6 HUKUM ADAT DESA KUNJANG (1)

Hafiz terduduk lemas di kursi depan setelah mendengar semua cerita dari Abah Husnan ayahnya.

"Ini semua salahku Abah, seandainya aku tidak membawa Dek Fazrani kemari..hal ini tidak akan terjadi." ucap Hafiz dengan suara lirih penuh dengan penyesalan.

"Sudah Hafiz, ini mungkin sudah takdir Allah, jadi kamu harus kuat dan bersabar kasihan Fazrani kalau kamu bersedih seperti ini." ucap Husnan dengan hati yang mulai tenang.

"Di mana Dek Fazrani sekarang Bah?" tanya Hafiz dengan hati sedih.

"Ada di kamar bersama Bunda kamu dan Laila, Laila tidak mau pergi sebelum Fazrani memaafkan Allam." ucap Husnan yang tidak habis pikir kenapa Allam sampai berbuat nekat seperti itu.

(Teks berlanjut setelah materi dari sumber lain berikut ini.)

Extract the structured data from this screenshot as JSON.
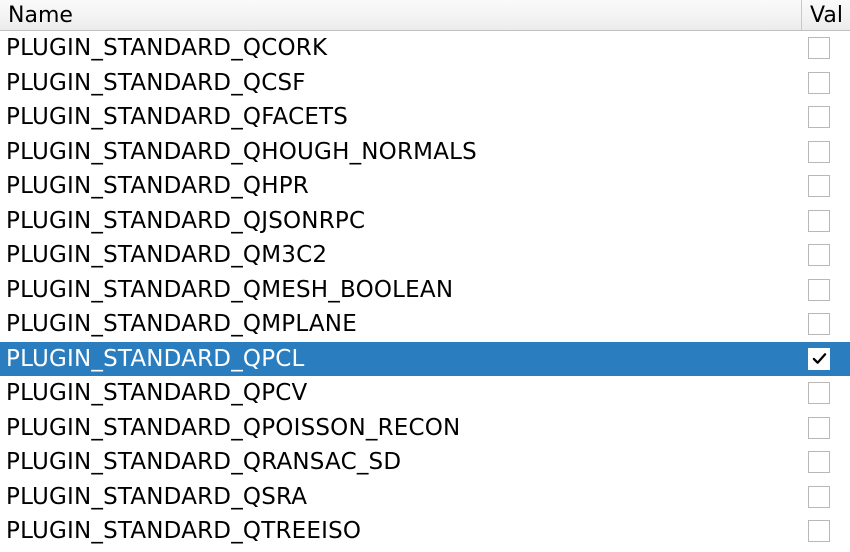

"Ummi seharusnya tidak melakukannya, hal itu akan membuat Dek Fazrani semakin ada beban, seiring waktu nanti Dek Fazrani pasti akan memaafkan Allam. Dan Biar hukum adat yang memberikan hukuman pada Allam." ucap Hafiz seraya menekan salah satu pelipisnya.

"Apa yang kamu katakan benar Nak, biar hukum adat yang bicara atas kesalahan Allam." ucap Husnan bersyukur Hafiz masih bisa berpikir jernih.

"Jam berapa sidang hukum adatnya di mulai Bah?" tanya Hafiz masih merasa tidak percaya dengan apa yang telah terjadi.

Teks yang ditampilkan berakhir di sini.